This year, the Lay Mission-Helpers celebrated their 60th anniversary of sending lay workers into Asia, Africa, Latin America and the Pacific with a Gala at the Autry National Center in Los Angeles on Sept. 12.

Lay missionary Betty Risley was honored as the first recipient of the Ernst Ophuls Award in honor of her missionary work.

The award commemorates the life of Ophuls, who applied to be a Catholic lay missionary in 1960. Born in San Francisco, he was a member of the sixth group of Lay Mission-Helpers to be trained and sent to Ecuador for a three-year assignment.

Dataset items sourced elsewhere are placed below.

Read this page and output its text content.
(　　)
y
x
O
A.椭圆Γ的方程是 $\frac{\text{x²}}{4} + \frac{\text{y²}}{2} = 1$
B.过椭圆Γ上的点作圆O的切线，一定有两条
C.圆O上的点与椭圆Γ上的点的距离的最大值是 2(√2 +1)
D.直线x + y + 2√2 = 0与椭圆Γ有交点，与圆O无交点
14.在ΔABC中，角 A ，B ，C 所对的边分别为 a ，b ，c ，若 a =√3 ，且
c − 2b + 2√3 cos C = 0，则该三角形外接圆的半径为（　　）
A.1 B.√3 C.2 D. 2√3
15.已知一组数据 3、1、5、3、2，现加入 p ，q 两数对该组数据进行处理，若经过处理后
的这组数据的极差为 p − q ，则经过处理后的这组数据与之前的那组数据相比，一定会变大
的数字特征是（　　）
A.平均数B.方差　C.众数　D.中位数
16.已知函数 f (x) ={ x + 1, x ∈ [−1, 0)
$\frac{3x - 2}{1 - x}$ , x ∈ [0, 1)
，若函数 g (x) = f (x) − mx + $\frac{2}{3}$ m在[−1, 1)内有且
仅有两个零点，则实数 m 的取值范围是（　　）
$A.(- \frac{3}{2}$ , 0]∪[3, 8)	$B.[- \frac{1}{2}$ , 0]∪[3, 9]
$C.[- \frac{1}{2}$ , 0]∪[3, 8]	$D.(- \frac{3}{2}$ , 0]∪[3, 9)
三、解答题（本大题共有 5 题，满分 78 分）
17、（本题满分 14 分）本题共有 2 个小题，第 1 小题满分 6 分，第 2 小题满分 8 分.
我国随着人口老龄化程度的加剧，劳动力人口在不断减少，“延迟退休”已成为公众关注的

He was an expert aviation mechanic and small craft pilot.  In Ecuador, Ophuls flew missionaries and cargo between mission sites.

Ophuls wrote on his application, “It would be a pleasure to have a job directly concerned with helping others.  Helping the Church in Her mission work is a most worthy end in itself and a means of drawing nearer to Christ.”

Only six months into his mission trip, Ernst became gravely ill from eating contaminated meat.  He was flown to Quito for treatment, but died from the illness on June 22, 1962.  He was 26 years old.

The chaplain caring for Ophuls wrote, “Ernie died praying, with full consciousness, with a smile on his lips.”

Risley also applied to work as a missionary in 1960. She served in Nigeria for five years until the Biafran War forced the Lay Mission-Helpers to Cameroon, where she worked for two more years.  

In 1993, after retiring as a professor, Risley returned to missionary service in American Samoa.  She came back to the United States in 1996 after serving for three years in the Pacific.

She wrote of her experience, “This was a chance to experience a different culture, meet people of diverse backgrounds, deepen my faith life, share my God-given gifts, and to live a much simpler, less hurried, more spiritual and focused life.”